Notiert inRegulierungshauptstadt

Mein Nachbar, der ISSB

Die Hochhäuser von Commerzbank oder Helaba kennt jeder. Aber wo residiert eigentlich die EU-Versicherungsaufsicht Eiopa, und wo der Nachhaltigkeits-Standardsetzer ISSB?

Mein Nachbar, der ISSB

Notiert in Frankfurt

Mein Nachbar, der ISSB

Von Detlef Fechtner

Neulich bin ich mit einem Beifahrer auf der A5 von Darmstadt aus Richtung Norden unterwegs gewesen, der allem Anschein nach noch nie in Frankfurt gewesen ist. Als wir den Flughafen passiert hatten und die Stadt langsam sichtbar wurde, bemerkte er ernüchtert: „Die Skyline ist aber viel weniger imposant, als ich mir das vorgestellt habe.“ Ich wies ihn höflich darauf hin, dass das, was er gerade in Augenschein nehme, die Bürostadt Niederrad sei – und das, im doppelten Wortsinne, Highlight Frankfurts ja erst etwas später ins Blickfeld kommen würde. Kurz darauf war er dann auch mit der Kulisse zufrieden.
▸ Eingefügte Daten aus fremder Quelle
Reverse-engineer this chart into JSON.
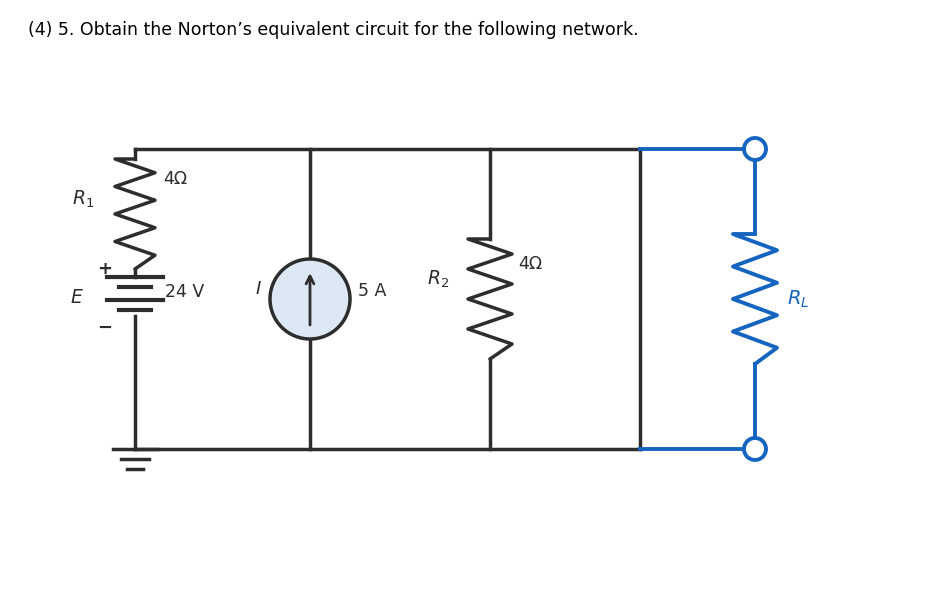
{
  "title": "(4) 5. Obtain the Norton’s equivalent circuit for the following network.",
  "bg_color": "#ffffff",
  "circuit_color": "#2d2d2d",
  "blue_color": "#1565c0",
  "R1_label": "$R_1$",
  "R1_ohm": "4Ω",
  "R2_label": "$R_2$",
  "R2_ohm": "4Ω",
  "I_label": "$I$",
  "I_val": "5 A",
  "E_label": "$E$",
  "E_val": "24 V",
  "RL_label": "$R_L$",
  "lw_main": 2.5,
  "lw_blue": 2.8,
  "res_amp": 0.18,
  "res_teeth": 4
}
Dabei hat die Skyline Frankfurts – einer definitiv nicht repräsentativen Umfrage unter Kollegen und Freunden zufolge – zuletzt an optischer Attraktivität eingebüßt. Denn durch die Verdichtung des Zentrums zwischen Großer Gallusstraße, Neuer Schlesingergasse und Junghofstraße verschwinden die Zwischenräume und Lichtschlitze zwischen den Wolkenkratzern. Die Hochhäuser verwachsen sukzessive zum großen Klumpen. Zeitgleich zu dieser Verdichtung im Kern auf der einen Seite erlebt das Bankenviertel auf der anderen Seite eine Streuung hin zur Peripherie. Entlang der Theodor-Heuss-Allee wächst das Bankenviertel in Richtung Bockenheim: ING, Finanz Informatik, Amexco, Degussa Bank, Rentenbank haben sich in den vergangenen Jahren gegenüber dem Messegelände angesiedelt. Und es werden ständig mehr.

Immerhin ist die Bundesbank näher in die Stadt gerückt. Aber gerade unter Aufsehern, Regel- und Standardsetzern gibt es viele, deren Adressen keiner kennt. Hand aufs Herz: Wissen Sie, wo die BaFin in Frankfurt residiert – und wo die EIOPA und der ISSB? Gewiss, der ein oder andere mag das Gebäude der Finanzaufsicht BaFin im Mertonviertel schon einmal wahrgenommen haben, mancher vielleicht auch, dass die EU-Versicherungsaufsicht EIOPA im „Gerippten“, also dem Glaspalast im Westhafen, zu Hause ist. Aber der ISSB, also jener Standardsetzer, dessen Ansiedlung am Main so lautstark als Erfolg für den Finanzplatz gefeiert worden ist?

Wenn Sie es nicht wissen, sind Sie in guter Gesellschaft. Jüngst traf ich im Eingang des Bürogebäudes am Opernplatz 14 einen Mann, der sich als Experte für Nachhaltigkeit zu erkennen gab. Er war völlig baff, als ich ihm erklärte, dass er Büronachbar des International Sustainability Standards Board sei. Geradezu unscheinbar firmiert der ISSB auf einer Tafel mit 50 anderen Adressen im Bürohaus hinter der Alten Oper.

Zugegebenermaßen spielt es in Frankfurt unter dem Aspekt der kurzen Wege nicht die ganz große Rolle, wo sich eine Bank oder Behörde in der Stadt niederlässt. Schließlich ist man in Frankfurt meist in wenigen Minuten von einem Standort zu jedem anderen Punkt der Stadt unterwegs – zumindest wenn man das Fahrrad oder die U-Bahn benutzt. Deshalb gibt es in Frankfurt ja auch, anders als in Berlin, nicht die Tradition des „Weg-Biers“. Denn wer kann schon einen halben Liter zwischen Galluswarte und Hauptwache leeren. Das geht ja quasi nur auf ex.

Nein, verglichen mit echten Metropolen ist Frankfurt ein globales Städtchen. Mit allen Konsequenzen: Das, was in Frankfurt unter „Park“ firmiert (sei es Holzhausen, Rothschild oder Bethmann), würde in London oder Paris gewiss allenfalls als Anlage eingestuft, wenn nicht gar als Grünstreifen.